Thursday, October 29, 2009

Reverse applique tutorial

Sometimes it is easier to do large chunks of applique in reverse. The fabrics cut slightly larger than needed and are laid down on the top. They are then straight stitched from behind and trimmed to shape. The technique works especially well with blocky shapes. Finer shapes require more finicky cutting.

Here is the pattern on the left. On the right is the design drawn onto the back of a piece of interfaced satin. I use this as a base for the applique. I have used a soft yellow to enhance the warm undertone tone of the white used in applique.

Pieces of fabrics are laid on top and stitched from behind following the design drawn onto the under fabric. Depending on the fabric, I will often use a spray adhesive to hold the fabrics in place. The gold sequin is called "mirror sequin fishscale". The sequins actually overlap like the scales of a fish. It is a pain to work with, but is spectacular under stage lights. I always wear safety glasses when using this fabric.

I used a co-ordinating teal velvet and metallic silk with the coral and gold, all laid on top, stitched from behind then trimmed away. This way you do not get texture show-though onto the uppermost fabric.

The white design was done in positve applique. The design was drawn onto a stiff interfacing, cut and spray glued into place. I basted it down before satin stitching the entire design in a fairly robust satin stitch. The finer design lines dictated a different technique. Doesn't the stitching make a huge difference?

The dancer wanted lace sleeves. This Guipure lace is heavy, so I added it after the rest of the work was done. The teal fabric under the lace also forms the upper teal applique.

The final product. In case you are wondering, that really is a solid block of rhinestones in five sizes and two colours glued down the centre front of the bodice.

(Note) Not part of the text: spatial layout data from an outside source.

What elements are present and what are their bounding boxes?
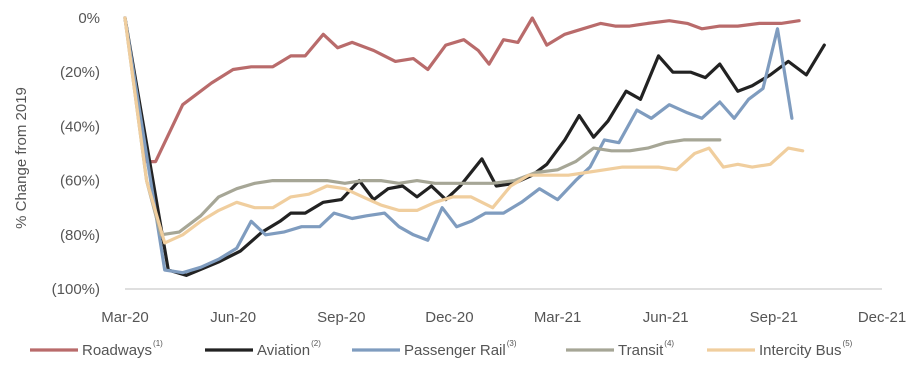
y-tick-label: (40%): [60, 118, 100, 135]
x-tick-label: Jun-21: [643, 309, 689, 326]
legend-footnote-marker: (1): [153, 339, 163, 348]
x-tick-label: Mar-21: [534, 309, 582, 326]
legend-label: Passenger Rail: [404, 342, 506, 359]
x-axis: Mar-20 Jun-20 Sep-20 Dec-20 Mar-21 Jun-21 Sep-…: [101, 288, 906, 326]
x-tick-label: Sep-21: [750, 309, 798, 326]
legend-footnote-marker: (2): [311, 339, 321, 348]
legend-label: Transit: [618, 342, 664, 359]
legend-item: Roadways (1): [30, 339, 163, 359]
legend-label: Aviation: [257, 342, 310, 359]
y-tick-label: (60%): [60, 173, 100, 190]
legend-label: Roadways: [82, 342, 152, 359]
legend: Roadways (1) Aviation (2) Passenger Rail (3) T…: [30, 339, 853, 359]
series-line-roadways: [123, 16, 801, 164]
x-tick-label: Dec-21: [858, 309, 906, 326]
legend-item: Intercity Bus (5): [707, 339, 853, 359]
legend-item: Transit (4): [566, 339, 674, 359]
y-tick-label: 0%: [78, 10, 100, 27]
legend-label: Intercity Bus: [759, 342, 842, 359]
x-tick-label: Mar-20: [101, 309, 149, 326]
y-tick-label: (100%): [52, 281, 100, 298]
legend-footnote-marker: (4): [664, 339, 674, 348]
series-line-transit: [123, 16, 722, 237]
legend-item: Passenger Rail (3): [352, 339, 517, 359]
series-line-intercity-bus: [123, 16, 805, 245]
legend-footnote-marker: (3): [507, 339, 517, 348]
y-tick-label: (20%): [60, 64, 100, 81]
series-line-passenger-rail: [123, 16, 794, 275]
x-tick-label: Jun-20: [210, 309, 256, 326]
x-tick-label: Dec-20: [425, 309, 473, 326]
series-lines: [123, 16, 826, 277]
legend-item: Aviation (2): [205, 339, 321, 359]
y-tick-label: (80%): [60, 227, 100, 244]
y-axis: 0% (20%) (40%) (60%) (80%) (100%): [52, 10, 100, 298]
y-axis-title: % Change from 2019: [13, 87, 30, 229]
legend-footnote-marker: (5): [843, 339, 853, 348]
series-line-aviation: [123, 16, 826, 277]
x-tick-label: Sep-20: [317, 309, 365, 326]
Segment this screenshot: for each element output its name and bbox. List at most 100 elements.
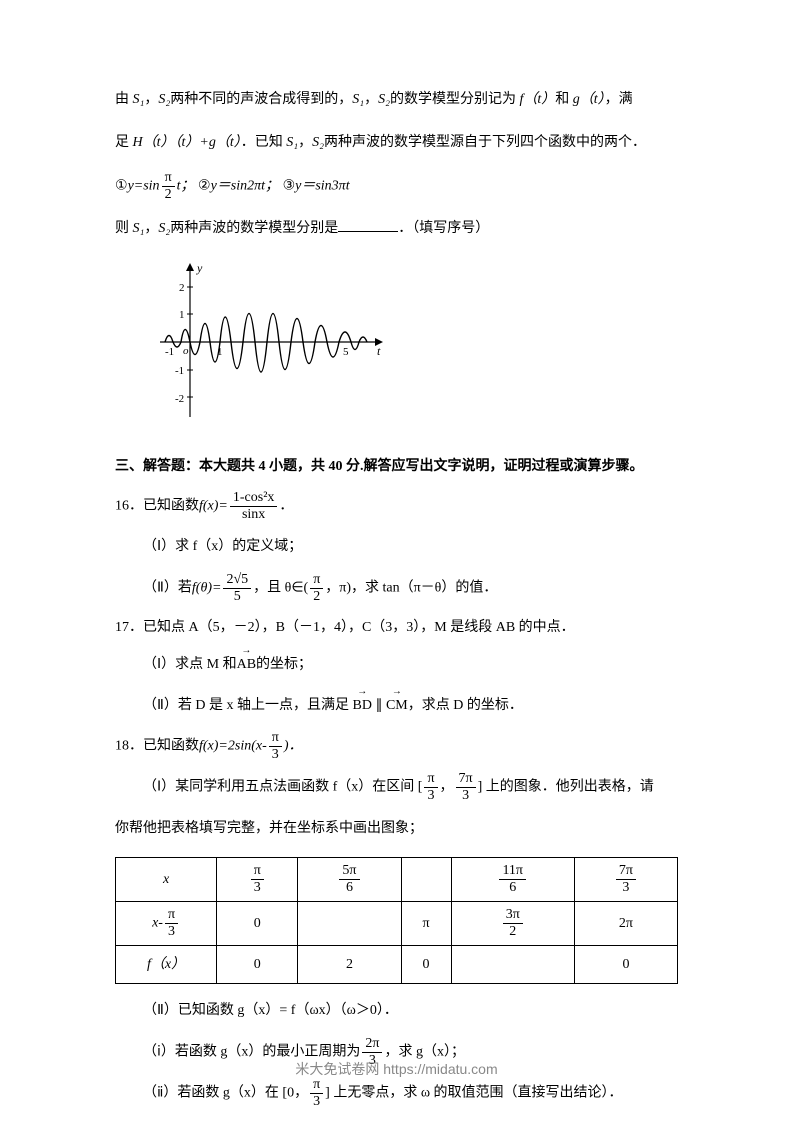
conclusion-line: 则 S₁，S₂两种声波的数学模型分别是．（填写序号）: [115, 214, 678, 245]
text: 若: [178, 581, 192, 596]
q17-part2: （Ⅱ）若 D 是 x 轴上一点，且满足 BD ∥ CM，求点 D 的坐标．: [143, 691, 678, 722]
row-label: f（x）: [147, 957, 185, 972]
var-s1: S₁: [286, 135, 298, 150]
option-text: y＝sin3πt: [295, 178, 349, 193]
cell: π: [401, 901, 451, 945]
question-17: 17．已知点 A（5，－2），B（－1，4），C（3，3），M 是线段 AB 的…: [115, 615, 678, 640]
var-s2: S₂: [158, 221, 170, 236]
text: ，: [144, 221, 158, 236]
row-label: x: [163, 872, 169, 887]
fraction: 7π3: [616, 864, 636, 895]
hint: ．（填写序号）: [398, 221, 489, 236]
part-label: （Ⅱ）: [143, 698, 178, 713]
part-label: （Ⅰ）: [143, 657, 175, 672]
intro-line1: 由 S₁，S₂两种不同的声波合成得到的，S₁，S₂的数学模型分别记为 f（t）和…: [115, 85, 678, 116]
q-number: 16．: [115, 499, 143, 514]
text: 两种声波的数学模型分别是: [170, 221, 338, 236]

Wednesday, October 7, 2009

Silk Scarf


I had a layer of water soluble embroidery stabilizer that was starting to dry out so I thought I would use it to make some scarves. This one is orange/fuschia shot silk cut into rectangles and laid out in a brick pattern with some big spaces. I stitched it vertically and horizontally using a mixture of sewing thread colours. It seemed a bit plain so I couched some yarns down on top.
The spaces I mentioned are important. The one I did previously did not have them and looks stiff and heavy. Notice that I have no photos of that one. I lightly sprayed some 505 Fabric Adhesive on the length of water-sol and placed the silk on it, then layered another piece of the water-sol on top. I didn't want to use too much spray in case it marked the silk. For the first few lengths of stitching I had to be very careful because the top layer was loose, but it was OK after that. I might spray glue the water-sol on both sides if I try it again, but it wasn't easy to wash out and I need to give the scarf another soak/wash to get the rest out.
The fabric really seems to shrivel up with the stitching. The scarf is much shorter than I had anticipated.